My network is as follow (it is temporary down - but one single current working machine and a router)
192.0.0.1 - Router
192.0.0.2 - 192.0.0.4 - 3 PC & 1 print server
I created 2 Zones in my Network Zone and Use the stealth port wizard to have this 2 zones in the Global rules:
Network Zone Intranet: Range 192.0.0.1 - 192.0.0.4
Network Zone Internet: Range 192.0.0.1 - 192.0.0.4 (exclude)
It fails (I can still connect the internet) since the router 192.0.0.1 is include in both Zones
Q1. What is the correct IP range: The IP addresses of the PC’s, router excluded?
Q2. If the router IP is excluded in the Zone ranges, how can communication occurs between the PC’s? Isn’t the router is the central point to manage the LAN/WAN sides.
Edit: changing the Zone IP to 192.0.0.2 - 192.0.0.4 failed too. There is something I don’t do right or don’t understand. I have a remark though: When a user’s post figures in the Guide section, I would expect a Mood to edit it, including the different steps, so that anyone at any level could reproduce and experience by himself. I would not have such demand if it was a tip in the help thread. Thanks.

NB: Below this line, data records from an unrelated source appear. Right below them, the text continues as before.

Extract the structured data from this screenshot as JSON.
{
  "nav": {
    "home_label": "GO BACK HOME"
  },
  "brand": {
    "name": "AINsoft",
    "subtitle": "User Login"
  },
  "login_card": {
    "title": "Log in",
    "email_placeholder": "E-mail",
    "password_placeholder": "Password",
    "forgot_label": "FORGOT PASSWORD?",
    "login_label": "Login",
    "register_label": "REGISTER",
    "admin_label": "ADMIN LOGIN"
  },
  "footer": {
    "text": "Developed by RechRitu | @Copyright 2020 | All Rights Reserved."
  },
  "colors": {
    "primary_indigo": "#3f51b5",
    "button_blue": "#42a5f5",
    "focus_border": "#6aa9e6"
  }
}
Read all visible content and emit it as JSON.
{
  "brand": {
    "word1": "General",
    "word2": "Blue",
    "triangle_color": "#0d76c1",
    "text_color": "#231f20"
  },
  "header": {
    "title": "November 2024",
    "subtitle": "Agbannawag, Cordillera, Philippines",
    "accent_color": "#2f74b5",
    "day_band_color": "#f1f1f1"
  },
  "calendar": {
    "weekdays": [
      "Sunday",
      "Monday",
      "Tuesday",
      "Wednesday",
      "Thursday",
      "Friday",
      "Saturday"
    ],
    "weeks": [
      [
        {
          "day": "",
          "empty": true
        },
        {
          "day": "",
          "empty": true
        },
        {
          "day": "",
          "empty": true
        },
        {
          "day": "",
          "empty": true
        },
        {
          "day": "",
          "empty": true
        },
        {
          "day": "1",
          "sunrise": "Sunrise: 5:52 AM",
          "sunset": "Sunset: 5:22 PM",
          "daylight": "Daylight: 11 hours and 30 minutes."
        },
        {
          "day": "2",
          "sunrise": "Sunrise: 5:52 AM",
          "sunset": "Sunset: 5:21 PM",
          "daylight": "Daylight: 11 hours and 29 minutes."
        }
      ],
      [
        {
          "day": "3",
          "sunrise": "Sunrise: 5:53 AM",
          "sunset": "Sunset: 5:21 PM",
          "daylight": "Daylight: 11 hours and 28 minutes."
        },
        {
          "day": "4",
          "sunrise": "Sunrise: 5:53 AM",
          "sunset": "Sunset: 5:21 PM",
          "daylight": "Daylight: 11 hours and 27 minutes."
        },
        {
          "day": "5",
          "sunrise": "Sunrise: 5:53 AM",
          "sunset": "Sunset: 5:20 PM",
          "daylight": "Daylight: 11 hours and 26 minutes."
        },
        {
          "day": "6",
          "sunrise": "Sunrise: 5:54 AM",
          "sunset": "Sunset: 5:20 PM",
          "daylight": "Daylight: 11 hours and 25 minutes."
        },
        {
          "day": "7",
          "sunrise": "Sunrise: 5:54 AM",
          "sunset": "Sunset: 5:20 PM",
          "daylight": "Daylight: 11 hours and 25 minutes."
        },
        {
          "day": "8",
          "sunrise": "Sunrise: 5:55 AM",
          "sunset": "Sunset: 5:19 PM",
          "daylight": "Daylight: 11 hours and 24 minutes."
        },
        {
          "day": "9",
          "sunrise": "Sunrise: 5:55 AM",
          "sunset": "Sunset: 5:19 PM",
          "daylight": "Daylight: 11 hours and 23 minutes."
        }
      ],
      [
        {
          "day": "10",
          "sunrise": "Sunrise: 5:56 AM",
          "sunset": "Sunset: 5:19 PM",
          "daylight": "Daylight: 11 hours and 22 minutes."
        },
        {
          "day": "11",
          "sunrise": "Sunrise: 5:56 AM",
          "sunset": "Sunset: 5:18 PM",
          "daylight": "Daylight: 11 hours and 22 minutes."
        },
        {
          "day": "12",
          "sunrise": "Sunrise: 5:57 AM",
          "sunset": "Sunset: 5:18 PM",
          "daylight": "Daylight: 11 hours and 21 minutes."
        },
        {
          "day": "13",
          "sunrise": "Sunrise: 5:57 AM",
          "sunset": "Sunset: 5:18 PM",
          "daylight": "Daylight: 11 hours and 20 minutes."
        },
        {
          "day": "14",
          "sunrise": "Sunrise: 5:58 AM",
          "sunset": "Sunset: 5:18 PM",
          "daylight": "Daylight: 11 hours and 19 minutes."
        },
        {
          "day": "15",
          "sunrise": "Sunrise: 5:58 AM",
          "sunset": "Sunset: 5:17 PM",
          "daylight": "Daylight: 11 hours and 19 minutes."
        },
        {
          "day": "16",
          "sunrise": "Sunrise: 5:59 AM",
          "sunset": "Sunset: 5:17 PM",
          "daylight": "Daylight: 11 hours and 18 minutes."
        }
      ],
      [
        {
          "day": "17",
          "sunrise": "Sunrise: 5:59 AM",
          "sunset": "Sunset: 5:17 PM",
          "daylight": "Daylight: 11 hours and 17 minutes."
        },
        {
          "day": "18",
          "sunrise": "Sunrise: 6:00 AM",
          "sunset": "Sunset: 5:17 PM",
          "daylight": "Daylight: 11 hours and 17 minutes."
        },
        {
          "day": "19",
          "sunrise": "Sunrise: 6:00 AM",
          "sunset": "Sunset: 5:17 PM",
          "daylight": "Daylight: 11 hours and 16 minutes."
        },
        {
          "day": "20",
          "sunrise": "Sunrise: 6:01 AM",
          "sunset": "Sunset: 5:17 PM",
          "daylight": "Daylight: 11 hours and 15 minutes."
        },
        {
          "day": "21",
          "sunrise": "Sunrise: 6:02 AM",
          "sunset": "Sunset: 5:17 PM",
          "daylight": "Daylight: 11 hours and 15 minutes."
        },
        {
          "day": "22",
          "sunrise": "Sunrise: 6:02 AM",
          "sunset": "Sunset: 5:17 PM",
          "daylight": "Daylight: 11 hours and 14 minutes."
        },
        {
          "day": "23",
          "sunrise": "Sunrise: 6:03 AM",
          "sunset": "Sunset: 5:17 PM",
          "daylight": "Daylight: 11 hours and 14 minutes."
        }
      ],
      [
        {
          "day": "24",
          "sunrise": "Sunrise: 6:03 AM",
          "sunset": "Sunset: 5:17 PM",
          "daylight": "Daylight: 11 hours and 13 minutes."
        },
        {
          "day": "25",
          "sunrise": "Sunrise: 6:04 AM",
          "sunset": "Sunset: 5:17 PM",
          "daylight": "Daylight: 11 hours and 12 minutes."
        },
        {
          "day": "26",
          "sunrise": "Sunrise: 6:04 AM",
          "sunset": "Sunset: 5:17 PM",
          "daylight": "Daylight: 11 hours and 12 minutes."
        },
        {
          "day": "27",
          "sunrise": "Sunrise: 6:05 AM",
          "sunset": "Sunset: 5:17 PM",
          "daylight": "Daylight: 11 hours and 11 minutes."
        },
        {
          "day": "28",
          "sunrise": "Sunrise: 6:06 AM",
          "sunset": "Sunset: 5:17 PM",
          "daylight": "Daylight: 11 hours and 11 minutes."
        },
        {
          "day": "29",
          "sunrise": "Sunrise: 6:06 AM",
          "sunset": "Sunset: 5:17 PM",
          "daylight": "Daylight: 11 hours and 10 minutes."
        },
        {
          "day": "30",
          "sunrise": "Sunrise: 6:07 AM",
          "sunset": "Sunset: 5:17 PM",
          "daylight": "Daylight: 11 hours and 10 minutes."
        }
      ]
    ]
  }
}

I’m looking at an installation of v2.8 here; in Security there are tabs for Tasks and Network Monitor; you need to set these zones up in Tasks then allow/block in Network Monitor.
To test this with 3.9, what I did was create a global firewall rule,
Block IP Out Source (the IP of this machine) Destination Exclude Zone [Home] Protocol Any.
Place this Block rule as the first block rule in the list.
Enable Password Protection with Parental Control.
This effectively blocked all access to the Internet.
Now, when I installed CIS, I said the network zone it found (192.168.xxx.xxx, I am behind a router) was accessible to anyone in this network [Home]. This action created two rules,
Allow All Incoming requests if the Target is in [Home]
Allow All Outgoing requests if the Target is in [Home]
The end result is local network access, but NO Internet access.
Note this is machine specific, but since each machine is assigned a unique IP in your network (and this IP can be set as permanent), it effectively controls what machines have access to the Internet.